The Confederation of British Industry (CBI) has called for greater flexibility in the workplace in order to foster economic growth, but opposes the scrapping of the retirement age.
In a new report, Making Britain the Place to Work, the UK business group highlights the importance of the UK’s flexible labour market and the key role it played in minimising job losses during the recession.
The CBI also supports making the right to request flexible retirement more effective, however, it opposes the scrapping of the default retirement age (DRA).
John Cridland, CBI deputy director-general, said: “Employers do not know how they would work with [the scrapping of the DRA].”
He explained that if the performance of staff dropped due to old age there would be a great difficulty in using capability reviews because it is almost impossible to do this with dignity for older staff.
In addition, when new rights are brought in they often benefit nine out of ten people, said Cridland.
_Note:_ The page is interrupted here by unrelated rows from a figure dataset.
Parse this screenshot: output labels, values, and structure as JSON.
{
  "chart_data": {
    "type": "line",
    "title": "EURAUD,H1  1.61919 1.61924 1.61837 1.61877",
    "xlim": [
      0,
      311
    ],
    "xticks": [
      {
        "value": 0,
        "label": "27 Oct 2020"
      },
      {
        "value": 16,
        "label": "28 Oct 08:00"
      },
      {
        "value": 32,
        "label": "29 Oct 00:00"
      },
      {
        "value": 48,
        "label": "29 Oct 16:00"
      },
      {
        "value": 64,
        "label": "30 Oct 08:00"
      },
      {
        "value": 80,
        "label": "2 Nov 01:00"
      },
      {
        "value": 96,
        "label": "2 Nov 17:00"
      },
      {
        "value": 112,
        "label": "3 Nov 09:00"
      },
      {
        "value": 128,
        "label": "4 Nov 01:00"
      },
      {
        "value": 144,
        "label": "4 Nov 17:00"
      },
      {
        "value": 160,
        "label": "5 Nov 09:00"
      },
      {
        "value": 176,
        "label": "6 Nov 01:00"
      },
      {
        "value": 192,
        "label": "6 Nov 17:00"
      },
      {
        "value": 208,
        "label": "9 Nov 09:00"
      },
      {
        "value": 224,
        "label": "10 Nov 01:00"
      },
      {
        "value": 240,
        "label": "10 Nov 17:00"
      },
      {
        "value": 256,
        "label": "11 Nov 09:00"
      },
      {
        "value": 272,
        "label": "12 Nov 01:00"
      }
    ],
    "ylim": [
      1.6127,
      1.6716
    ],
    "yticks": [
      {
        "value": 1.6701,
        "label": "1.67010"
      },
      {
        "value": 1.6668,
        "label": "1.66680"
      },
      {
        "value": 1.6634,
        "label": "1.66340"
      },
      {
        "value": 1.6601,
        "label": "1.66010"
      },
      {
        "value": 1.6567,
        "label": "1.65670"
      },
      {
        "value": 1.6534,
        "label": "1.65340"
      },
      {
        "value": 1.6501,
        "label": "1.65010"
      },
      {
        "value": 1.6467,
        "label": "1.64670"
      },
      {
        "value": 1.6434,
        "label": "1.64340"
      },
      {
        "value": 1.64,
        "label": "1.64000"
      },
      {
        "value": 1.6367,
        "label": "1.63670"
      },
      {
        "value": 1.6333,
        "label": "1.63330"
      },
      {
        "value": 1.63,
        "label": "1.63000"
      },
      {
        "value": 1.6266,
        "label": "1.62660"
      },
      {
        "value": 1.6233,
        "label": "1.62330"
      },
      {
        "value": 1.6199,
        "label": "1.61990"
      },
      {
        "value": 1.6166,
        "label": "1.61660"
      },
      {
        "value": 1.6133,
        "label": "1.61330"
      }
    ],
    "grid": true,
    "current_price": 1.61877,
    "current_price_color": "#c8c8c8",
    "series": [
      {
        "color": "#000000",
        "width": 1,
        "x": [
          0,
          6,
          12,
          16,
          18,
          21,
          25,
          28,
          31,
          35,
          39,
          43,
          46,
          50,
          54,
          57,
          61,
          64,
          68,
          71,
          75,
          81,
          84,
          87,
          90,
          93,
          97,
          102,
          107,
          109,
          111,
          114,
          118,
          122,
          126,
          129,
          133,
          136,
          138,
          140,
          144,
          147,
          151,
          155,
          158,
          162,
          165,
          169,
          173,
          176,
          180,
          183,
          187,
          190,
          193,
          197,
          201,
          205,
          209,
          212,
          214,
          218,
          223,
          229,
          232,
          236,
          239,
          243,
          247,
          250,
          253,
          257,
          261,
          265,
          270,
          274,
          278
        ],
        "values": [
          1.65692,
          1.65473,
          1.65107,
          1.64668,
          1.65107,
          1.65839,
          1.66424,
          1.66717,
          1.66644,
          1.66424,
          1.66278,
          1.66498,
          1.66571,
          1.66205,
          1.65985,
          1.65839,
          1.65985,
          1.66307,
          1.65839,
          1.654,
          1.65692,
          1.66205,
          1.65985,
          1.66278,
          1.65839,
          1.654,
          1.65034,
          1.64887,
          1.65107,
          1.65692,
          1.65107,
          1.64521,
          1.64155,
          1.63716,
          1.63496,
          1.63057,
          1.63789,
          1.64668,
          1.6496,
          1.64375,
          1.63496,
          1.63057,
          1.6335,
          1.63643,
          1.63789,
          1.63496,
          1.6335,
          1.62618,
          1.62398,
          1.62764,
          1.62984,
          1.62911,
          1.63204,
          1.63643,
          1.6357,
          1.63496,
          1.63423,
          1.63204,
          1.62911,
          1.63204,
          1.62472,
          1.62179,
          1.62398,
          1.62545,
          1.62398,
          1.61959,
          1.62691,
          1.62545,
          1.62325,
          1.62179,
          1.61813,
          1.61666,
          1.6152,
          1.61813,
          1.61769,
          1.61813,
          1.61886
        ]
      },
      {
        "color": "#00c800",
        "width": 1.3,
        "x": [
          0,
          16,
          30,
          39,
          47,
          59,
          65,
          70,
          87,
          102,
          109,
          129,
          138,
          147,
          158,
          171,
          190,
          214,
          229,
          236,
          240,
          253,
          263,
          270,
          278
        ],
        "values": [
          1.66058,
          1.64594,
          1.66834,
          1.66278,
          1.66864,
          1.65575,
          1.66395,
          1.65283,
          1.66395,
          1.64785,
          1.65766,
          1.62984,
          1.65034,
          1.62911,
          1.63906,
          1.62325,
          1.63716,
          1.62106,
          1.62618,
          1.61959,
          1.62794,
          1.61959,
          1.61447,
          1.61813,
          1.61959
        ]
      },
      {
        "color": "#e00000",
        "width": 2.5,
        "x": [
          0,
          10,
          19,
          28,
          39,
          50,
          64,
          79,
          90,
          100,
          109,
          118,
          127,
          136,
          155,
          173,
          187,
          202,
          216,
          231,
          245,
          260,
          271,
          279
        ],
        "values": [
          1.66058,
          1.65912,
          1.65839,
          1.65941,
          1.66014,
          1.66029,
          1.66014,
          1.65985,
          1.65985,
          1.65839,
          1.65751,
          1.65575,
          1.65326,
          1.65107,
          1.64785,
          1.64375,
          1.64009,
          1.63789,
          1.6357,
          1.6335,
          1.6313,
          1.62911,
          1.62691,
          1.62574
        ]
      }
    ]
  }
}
However, he pointed out for the tenth person it created an opportunity to challenge the right in court. “And litigation is not the way to deal with retirement,” he said.
The proposals, aimed at ensuring Britain’s labour market is best placed to sustain businesses and jobs during the recovery, include embracing more flexible working, blocking regulations that will cost jobs and changing industrial relations legislation.
Cridland said: “As we enter a period of fragile recovery, we need to do everything we can to create a jobs market that works for Britain, and to ensure Britain is the place to work.”